2.9. Bridging the gap: from research to clinical practice

The comprehension of the behavior of biological signals is a pivotal step toward a tailored patient's care. The main advantage of HRV signals lies in the fact that all parameters can be collected using non-invasive tools, and calculated almost in real time with newer software. Although HRV indexes are appealing, future research might help in bridging the gap towards a widespread clinical use.

Nonlinear parameters are not standardized in terms of data acquisition methodology, such as the minimum number of RR intervals required to have a reliable measure. Also, as HRV represents the final outcome of the autonomic system, it can be affected by comorbidities such as diabetes or advanced age. Sensitivity, specificity and predictive values of HRV values are dependent on the chosen cutoff, which vary between the studies. The characteristics of each study population, such as age, diabetes, preoperative risk factors, depression,[54] heart failure, recent or previous AMI, or medications, greatly influence HRV measures. Therefore, at present there is no universal definition or algorithm to determine the ideal cutoff for each HRV measure. The analysis of non-linear domains has been introduced in clinical research in the last years and appears very promising, but the “cut-off limitation” is still present and will be overcome by larger studies.

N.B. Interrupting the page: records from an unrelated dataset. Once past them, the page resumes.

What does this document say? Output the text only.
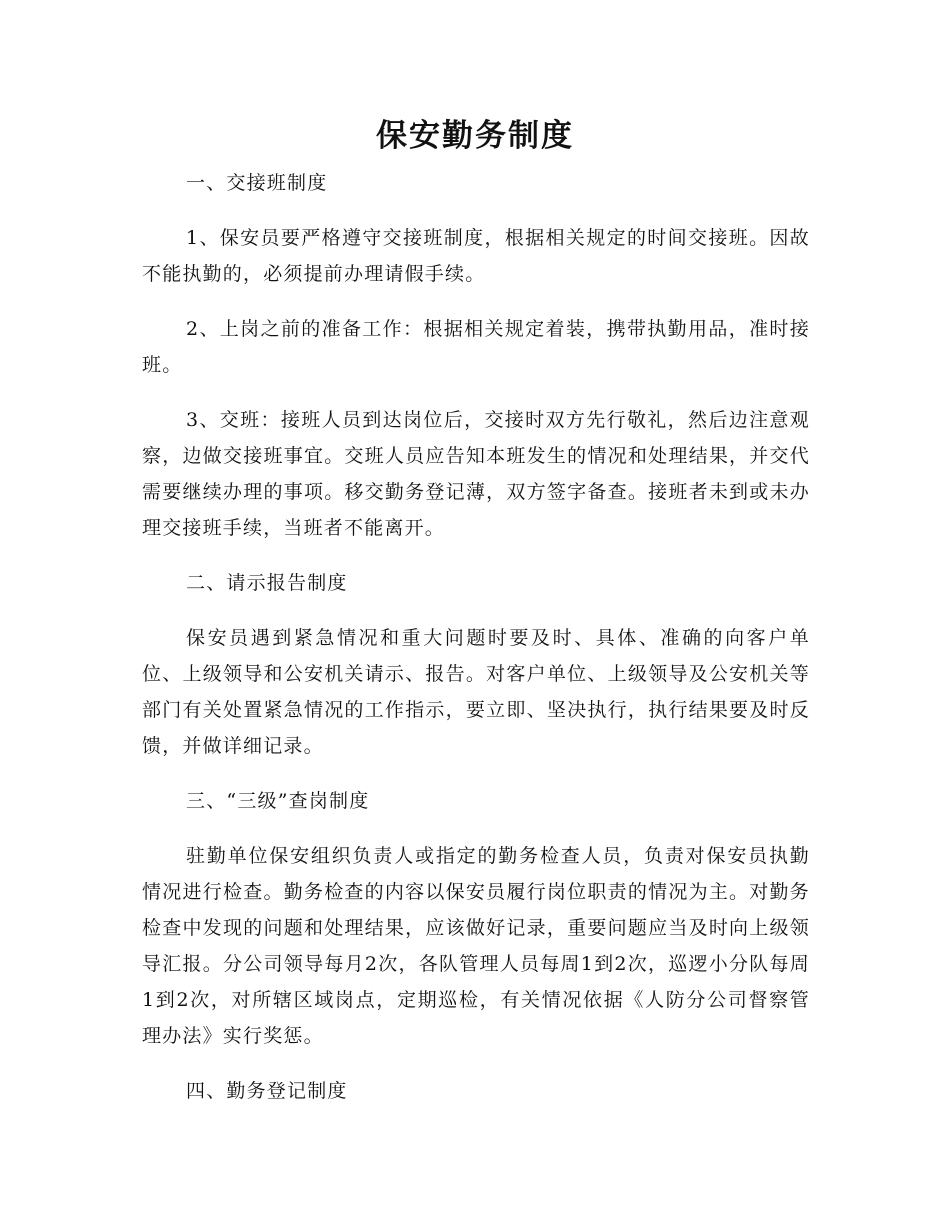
保安勤务制度

一、交接班制度

1、保安员要严格遵守交接班制度，根据相关规定的时间交接班。因故不能执勤的，必须提前办理请假手续。

2、上岗之前的准备工作：根据相关规定着装，携带执勤用品，准时接班。

3、交班：接班人员到达岗位后，交接时双方先行敬礼，然后边注意观察，边做交接班事宜。交班人员应告知本班发生的情况和处理结果，并交代需要继续办理的事项。移交勤务登记薄，双方签字备查。接班者未到或未办理交接班手续，当班者不能离开。

二、请示报告制度

保安员遇到紧急情况和重大问题时要及时、具体、准确的向客户单位、上级领导和公安机关请示、报告。对客户单位、上级领导及公安机关等部门有关处置紧急情况的工作指示，要立即、坚决执行，执行结果要及时反馈，并做详细记录。

三、“三级”查岗制度

驻勤单位保安组织负责人或指定的勤务检查人员，负责对保安员执勤情况进行检查。勤务检查的内容以保安员履行岗位职责的情况为主。对勤务检查中发现的问题和处理结果，应该做好记录，重要问题应当及时向上级领导汇报。分公司领导每月2次，各队管理人员每周1到2次，巡逻小分队每周1到2次，对所辖区域岗点，定期巡检，有关情况依据《人防分公司督察管理办法》实行奖惩。

四、勤务登记制度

HRV methods can capture many aspects of autonomic heart rate modulation, but individual HRV indexes might have limited predictive capacity as they do not reflect the global effects of the autonomic nervous system dysfunction among patients who underwent cardiac surgery. The integrated features of HRV might predict better the outcomes than the individual measures of HRV, and based on this consideration Song, et al.[55] developed a support vector machine algorithm to predict cardiac death. A 5-dimension HRV feature vector was obtained by the combination of five time-domain measures of HRV and was shown to be the best classifier for predicting cardiac death after AMI, compared to left ventricular ejection fraction (LVEF), SDNN, deceleration capacity and more complex indexes. This result was confirmed by another study which showed that combined surrogate markers of HRV were correlated with the risk of aortic valve replacement surgery.[56] This “integrated strategy” in HRV analysis might provide clinically reliable variables through a combination of single HRV features or with the implementation of known relevant parameters, such as ejection fraction.

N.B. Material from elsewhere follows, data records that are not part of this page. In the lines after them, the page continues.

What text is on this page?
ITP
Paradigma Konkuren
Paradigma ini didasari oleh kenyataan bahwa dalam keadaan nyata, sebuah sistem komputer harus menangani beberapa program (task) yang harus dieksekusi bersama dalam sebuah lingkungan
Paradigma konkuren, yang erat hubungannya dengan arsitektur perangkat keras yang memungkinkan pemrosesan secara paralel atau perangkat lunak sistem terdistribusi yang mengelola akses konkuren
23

HRV has been recently introduced in preclinical studies involving chronic heart failure and mesenchymal stem cells (MSC). Endovenous MSC treatment one week after ligature of the left coronary artery resulted in a late increase of HRV parameters which paralleled the decrease of myocardial infarction size and myocardial interstitial fibrosis.[57] Therefore, HRV might be used in the near future as a surrogate parameter to evaluate the effect of stem cell treatment in regenerative medicine.

3. Conclusions

Although future larger studies are warranted before HRV can be included into daily clinical practice in adult cardiac surgery, HRV is a novel tool which might detect autonomic instability in the early postoperative phase and during hospital stay, thus allowing to predict or prompt-diagnose postoperative complications. HRV analysis methods are relatively easy-to-use and economic, and this wide availability will help in providing additional evidences to tailor patient's care.